Child Labor Laws

Sometimes things that may have been useful in the past become used for the benefits of others. Laws often are used to manipulating markets in order to keep competition from getting rid of a good gig people have. Take Child Labor laws:

In most countries, laws to protect children in the workplace began before there were laws governing working conditions for adults. Such laws reflected public concerns because of the special vulnerability of children, due to their inexperience, weaker bodies, and general helplessness against the power of adults. At one time, children were used for hard and dangerous work in coal mines, as well as working around factory machinery that could maim or kill a child who was not alert to the dangers. However, laws passed under one set of conditions often remain on the books long after the circumstances that gave rise to those laws have changed. As a twenty-first century observer noted: Child labor laws passed to protect children from dangerous factories now keep strapping teenagers out of air-conditioned offices.

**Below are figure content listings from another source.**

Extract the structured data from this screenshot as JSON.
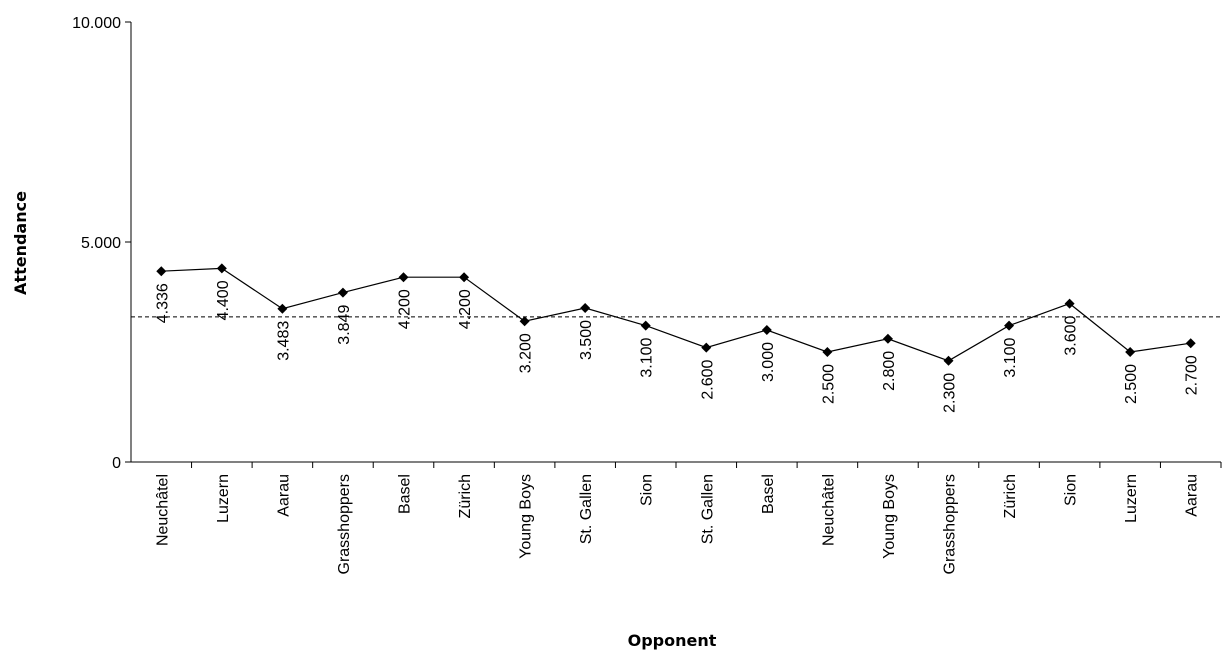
{
  "chart_data": {
    "type": "line",
    "xlabel": "Opponent",
    "ylabel": "Attendance",
    "ylim": [
      0,
      10000
    ],
    "y_ticks": [
      0,
      5000,
      10000
    ],
    "y_tick_labels": [
      "0",
      "5.000",
      "10.000"
    ],
    "grid": false,
    "legend": "none",
    "categories": [
      "Neuchâtel",
      "Luzern",
      "Aarau",
      "Grasshoppers",
      "Basel",
      "Zürich",
      "Young Boys",
      "St. Gallen",
      "Sion",
      "St. Gallen",
      "Basel",
      "Neuchâtel",
      "Young Boys",
      "Grasshoppers",
      "Zürich",
      "Sion",
      "Luzern",
      "Aarau"
    ],
    "series": [
      {
        "values": [
          4336,
          4400,
          3483,
          3849,
          4200,
          4200,
          3200,
          3500,
          3100,
          2600,
          3000,
          2500,
          2800,
          2300,
          3100,
          3600,
          2500,
          2700
        ],
        "value_labels": [
          "4.336",
          "4.400",
          "3.483",
          "3.849",
          "4.200",
          "4.200",
          "3.200",
          "3.500",
          "3.100",
          "2.600",
          "3.000",
          "2.500",
          "2.800",
          "2.300",
          "3.100",
          "3.600",
          "2.500",
          "2.700"
        ],
        "color": "#000000",
        "marker": "diamond"
      }
    ],
    "reference_line": {
      "value": 3297,
      "style": "dashed",
      "color": "#000000"
    }
  }
}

Such results are not mere examples of irrationality. Like other laws, child labor laws were not only passed in response to a given constituency—humanitarian individuals and groups, in this case—but also developed new constituencies among those who found such laws useful to their own interests. Labor unions, for example, have long sought to keep children and adolescents out of the work force, where they would compete for jobs with the unions’ own members. Educators in general and teachers’ unions in particular likewise have a vested interest in keeping young people in school longer, where their attendance increases the demand for teachers and can be used politically to argue for larger expenditures on the school system. While keeping strapping teenagers from working in air-conditioned offices might seem irrational in terms of the original reasons for child labor laws advanced by the original humanitarian constituency, it is quite rational from the standpoint of the interests of these new constituencies. Whether it is rational from the standpoint of society as a whole to have so many young people denied legal ways to earn money, while illegal ways abound, is another question.

Sowell, Thomas. Basic Economics (Kindle Locations 4458-4476). Basic Books. Kindle Edition.